Wireless connectivity is an area where the Poco X7 incrementally but consistently pulls ahead. Most notably, it adds Wi-Fi 6 (802.11ax) support on top of the Wi-Fi 4/5 that both phones share. Wi-Fi 6 delivers higher throughput, better performance in congested environments with many connected devices, and improved efficiency — a meaningful upgrade for users on modern routers. The X7 also carries a newer Bluetooth 5.4 versus the M7's Bluetooth 5.0, which brings improvements in connection stability and efficiency relevant to wireless audio and peripheral pairing. Cellular speeds reflect a similar gap: the X7's upload speed reaches 3270 Mbits/s compared to the M7's 900 Mbits/s, a significant difference for users who frequently upload large files or stream from their device.
On sensors and extras, the X7 again adds features the M7 lacks. It includes a gyroscope — important for gaming, augmented reality apps, and accurate screen rotation — and an infrared sensor, which allows the phone to function as a universal remote for TVs and other IR-controlled devices. The M7 has neither. In exchange, the M7 offers something the X7 does not: a microSD card slot for expandable storage. Given that the X7 already ships with 512GB internally, most users will find that trade-off heavily favors the X7, but for those who rely on memory cards for media management or backups, the M7's slot remains a practical advantage.
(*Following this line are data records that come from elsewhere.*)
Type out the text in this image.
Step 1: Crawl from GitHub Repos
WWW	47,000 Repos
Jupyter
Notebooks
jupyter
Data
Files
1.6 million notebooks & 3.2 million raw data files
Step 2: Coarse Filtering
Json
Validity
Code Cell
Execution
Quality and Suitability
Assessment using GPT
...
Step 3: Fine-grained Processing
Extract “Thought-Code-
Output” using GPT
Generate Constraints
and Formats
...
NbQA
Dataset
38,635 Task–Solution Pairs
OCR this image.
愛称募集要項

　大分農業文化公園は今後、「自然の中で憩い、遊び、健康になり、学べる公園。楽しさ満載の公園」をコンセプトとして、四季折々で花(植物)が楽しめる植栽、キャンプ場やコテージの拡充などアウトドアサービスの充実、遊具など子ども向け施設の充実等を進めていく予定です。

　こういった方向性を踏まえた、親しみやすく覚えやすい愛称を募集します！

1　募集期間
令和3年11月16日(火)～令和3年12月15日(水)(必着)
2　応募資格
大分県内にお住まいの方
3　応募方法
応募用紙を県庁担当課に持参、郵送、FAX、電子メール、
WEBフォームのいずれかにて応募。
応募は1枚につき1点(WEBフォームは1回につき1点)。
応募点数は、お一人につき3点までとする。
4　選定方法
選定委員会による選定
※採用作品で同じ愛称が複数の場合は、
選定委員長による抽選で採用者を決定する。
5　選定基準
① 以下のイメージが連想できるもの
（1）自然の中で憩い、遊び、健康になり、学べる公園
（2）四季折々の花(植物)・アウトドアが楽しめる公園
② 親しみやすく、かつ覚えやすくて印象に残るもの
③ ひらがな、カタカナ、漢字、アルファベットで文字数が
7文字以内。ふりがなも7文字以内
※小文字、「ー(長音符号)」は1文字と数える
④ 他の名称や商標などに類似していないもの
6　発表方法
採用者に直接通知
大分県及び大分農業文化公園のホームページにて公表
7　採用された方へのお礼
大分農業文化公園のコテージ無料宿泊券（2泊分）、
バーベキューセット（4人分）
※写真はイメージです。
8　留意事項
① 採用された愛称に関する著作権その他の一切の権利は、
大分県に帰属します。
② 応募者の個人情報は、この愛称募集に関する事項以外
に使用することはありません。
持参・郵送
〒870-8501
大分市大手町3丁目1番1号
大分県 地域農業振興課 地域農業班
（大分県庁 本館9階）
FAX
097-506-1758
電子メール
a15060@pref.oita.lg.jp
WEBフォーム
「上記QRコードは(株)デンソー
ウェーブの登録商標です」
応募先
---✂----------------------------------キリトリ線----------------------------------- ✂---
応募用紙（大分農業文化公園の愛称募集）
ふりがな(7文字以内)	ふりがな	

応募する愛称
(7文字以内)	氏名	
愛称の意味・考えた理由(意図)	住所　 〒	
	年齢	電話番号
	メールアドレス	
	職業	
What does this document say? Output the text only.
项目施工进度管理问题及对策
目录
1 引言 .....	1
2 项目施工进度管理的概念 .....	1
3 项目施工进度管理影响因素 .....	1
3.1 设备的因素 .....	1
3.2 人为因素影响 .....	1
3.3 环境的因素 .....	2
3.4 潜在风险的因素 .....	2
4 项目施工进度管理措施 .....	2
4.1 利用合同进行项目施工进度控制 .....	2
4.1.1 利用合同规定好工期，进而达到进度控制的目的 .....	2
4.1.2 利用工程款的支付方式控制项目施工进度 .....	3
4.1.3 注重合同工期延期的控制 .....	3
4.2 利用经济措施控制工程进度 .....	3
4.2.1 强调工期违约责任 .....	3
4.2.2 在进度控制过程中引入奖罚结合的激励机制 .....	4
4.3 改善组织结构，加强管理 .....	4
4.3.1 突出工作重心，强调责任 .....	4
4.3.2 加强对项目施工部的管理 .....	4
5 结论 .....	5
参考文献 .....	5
Shared features — 5G, NFC, USB Type-C, dual SIM, GPS, compass, accelerometer, and fingerprint scanner — form a solid common baseline. But across the differentiating specs, the Poco X7 holds the clearer connectivity advantage, offering faster wireless standards, a more current Bluetooth version, higher upload speeds, and a broader sensor suite. The M7's microSD slot is the lone functional counterpoint in this category.